The demonstrations will be the first test of opponents’ ability to turn widespread popular anger into pressure on the centre-right president, who is accused of obstructing a corruption investigation.

“Brazil takes to the streets this Sunday to say ‘Enough of this government!’” the trade unions association CUT said in a statement.

The main demonstrations are expected in the capital Brasilia and Sao Paulo. However, another series of protests announced by more centre-right groups have been called off.

Temer is fighting for his political life after the release on Wednesday of a secret recording in which he appears to be heard giving the green light to paying hush money to a jailed politician.

He opened a dramatic counter-attack on Saturday, claiming that the recording had been “manipulated and doctored”.

“I will continue to lead the government,” Temer said in a nationally televised speech, touting signs that Brazil is finally inching out of its worst recession in history.

Prosecutor General Rodrigo Janot accuses Temer of attempting to block a huge anti-corruption investigation known as “Car Wash.”

The probe has upended Brazil, indicting scores of politicians or subjecting them to probes into alleged bribe-taking and embezzlement. Temer is only the latest to be pulled into the maelstrom.

At the heart of his problems is the conversation he had with an executive from the JBS meat-packing business in which the president allegedly blesses monthly payments of hush money to the jailed former lower house speaker Eduardo Cunha.

He is in prison after a ‘Car Wash’ judge convicted him of bribe-taking, but the powerful insider has long been rumoured to be threatening to spill secrets on other politicians.

Hush money

Temer says he never paid hush money and says his conversation with the executive was misinterpreted, and that the recording itself has been distorted.

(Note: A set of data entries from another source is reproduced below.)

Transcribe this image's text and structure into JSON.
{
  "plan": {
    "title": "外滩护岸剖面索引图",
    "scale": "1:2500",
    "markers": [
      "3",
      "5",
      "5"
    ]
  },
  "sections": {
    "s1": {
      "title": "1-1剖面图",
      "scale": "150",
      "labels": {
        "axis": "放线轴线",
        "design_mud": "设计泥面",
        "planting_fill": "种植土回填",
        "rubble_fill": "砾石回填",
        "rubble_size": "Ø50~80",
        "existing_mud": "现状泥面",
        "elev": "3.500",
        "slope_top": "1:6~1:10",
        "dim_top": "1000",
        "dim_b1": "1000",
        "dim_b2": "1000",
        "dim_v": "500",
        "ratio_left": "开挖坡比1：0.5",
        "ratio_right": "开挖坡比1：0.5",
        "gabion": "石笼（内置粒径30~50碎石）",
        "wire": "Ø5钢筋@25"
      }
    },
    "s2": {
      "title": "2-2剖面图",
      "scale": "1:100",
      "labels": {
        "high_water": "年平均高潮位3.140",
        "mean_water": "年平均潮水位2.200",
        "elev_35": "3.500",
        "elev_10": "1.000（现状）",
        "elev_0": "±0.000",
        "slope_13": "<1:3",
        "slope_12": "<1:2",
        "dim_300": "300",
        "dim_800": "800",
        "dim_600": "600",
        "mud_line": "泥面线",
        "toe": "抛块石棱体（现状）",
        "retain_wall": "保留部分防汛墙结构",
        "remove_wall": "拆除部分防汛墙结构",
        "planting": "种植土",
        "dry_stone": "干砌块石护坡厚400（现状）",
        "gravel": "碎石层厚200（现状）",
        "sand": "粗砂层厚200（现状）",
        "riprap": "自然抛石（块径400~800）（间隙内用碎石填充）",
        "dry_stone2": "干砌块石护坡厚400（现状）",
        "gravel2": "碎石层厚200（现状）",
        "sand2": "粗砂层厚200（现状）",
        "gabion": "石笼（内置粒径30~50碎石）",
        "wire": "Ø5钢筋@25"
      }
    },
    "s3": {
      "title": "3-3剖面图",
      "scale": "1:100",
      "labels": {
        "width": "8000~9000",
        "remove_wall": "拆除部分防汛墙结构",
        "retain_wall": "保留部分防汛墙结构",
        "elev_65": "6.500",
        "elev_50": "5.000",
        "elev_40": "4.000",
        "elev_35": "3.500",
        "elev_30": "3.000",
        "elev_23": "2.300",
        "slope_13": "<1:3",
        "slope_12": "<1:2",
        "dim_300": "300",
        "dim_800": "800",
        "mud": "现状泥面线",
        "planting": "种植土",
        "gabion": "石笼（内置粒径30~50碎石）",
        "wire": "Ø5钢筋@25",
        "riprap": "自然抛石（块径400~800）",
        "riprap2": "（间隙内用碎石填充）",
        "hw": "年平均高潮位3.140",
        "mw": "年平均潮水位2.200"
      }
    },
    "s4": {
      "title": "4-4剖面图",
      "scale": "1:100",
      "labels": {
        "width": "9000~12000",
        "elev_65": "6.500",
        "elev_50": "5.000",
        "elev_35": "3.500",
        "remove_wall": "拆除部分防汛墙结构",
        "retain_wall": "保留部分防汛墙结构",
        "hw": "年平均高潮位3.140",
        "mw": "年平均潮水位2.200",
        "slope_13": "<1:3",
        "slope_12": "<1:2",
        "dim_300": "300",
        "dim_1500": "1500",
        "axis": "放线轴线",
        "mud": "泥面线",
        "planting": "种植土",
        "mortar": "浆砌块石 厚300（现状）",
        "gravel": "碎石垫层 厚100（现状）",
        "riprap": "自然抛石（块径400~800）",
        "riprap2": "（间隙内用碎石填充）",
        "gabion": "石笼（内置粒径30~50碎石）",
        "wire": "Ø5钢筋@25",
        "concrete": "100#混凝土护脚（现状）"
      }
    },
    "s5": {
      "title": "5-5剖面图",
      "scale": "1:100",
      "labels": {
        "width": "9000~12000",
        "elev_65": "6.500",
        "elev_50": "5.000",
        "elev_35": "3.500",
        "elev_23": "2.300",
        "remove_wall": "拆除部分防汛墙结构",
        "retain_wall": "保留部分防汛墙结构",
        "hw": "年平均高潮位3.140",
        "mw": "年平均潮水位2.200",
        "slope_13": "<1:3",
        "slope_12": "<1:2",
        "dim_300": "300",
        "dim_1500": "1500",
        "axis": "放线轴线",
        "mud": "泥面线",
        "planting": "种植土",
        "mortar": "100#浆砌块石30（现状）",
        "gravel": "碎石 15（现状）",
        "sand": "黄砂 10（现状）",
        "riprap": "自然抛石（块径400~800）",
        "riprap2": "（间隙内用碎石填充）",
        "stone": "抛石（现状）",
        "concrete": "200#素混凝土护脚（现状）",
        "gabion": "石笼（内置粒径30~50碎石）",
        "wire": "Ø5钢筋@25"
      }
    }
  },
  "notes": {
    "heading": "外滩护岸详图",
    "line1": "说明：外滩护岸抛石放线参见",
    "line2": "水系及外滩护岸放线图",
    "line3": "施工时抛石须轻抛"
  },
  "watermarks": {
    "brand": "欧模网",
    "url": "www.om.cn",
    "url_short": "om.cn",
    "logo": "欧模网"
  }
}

To combat demands for his impeachment, Temer must keep his ruling alliance together, centred on his own centre-right PMDB party and the PSDB social democrats.

So far, major parties appear to be sitting on the fence, showing little overt support but also not pulling out. A smaller party, the PSB, with one minister in the government, did quit Saturday.

The PSDB leadership is set to hold a meeting on Sunday at about 2000 GMT. A spokeswoman would not say whether a formal decision on the party’s future in the government is on the agenda.

In an ominous sign for Temer, the powerful Globo media group turned fully against him in an editorial Friday declaring he “has lost the moral, ethical, political and administrative conditions to continue governing.”

There was some good news for the president, however.

Sao Paulo Mayor Joao Doria — a rising PSDB star whom many see as a strong candidate for president in a scheduled 2018 election — appealed for calm, telling Folha newspaper that Temer’s austerity reforms must “survive.”

Temer’s crisis comes barely a year after he took over in controversial circumstances after the impeachment of leftist president Dilma Rousseff for illegally manipulating the government’s accounts.

If Temer were to step down, Congress would pick a replacement to rule until after the 2018 election. However, there is widespread demand among ordinary Brazilians on both the left and right for changing the law to allow a snap popular election.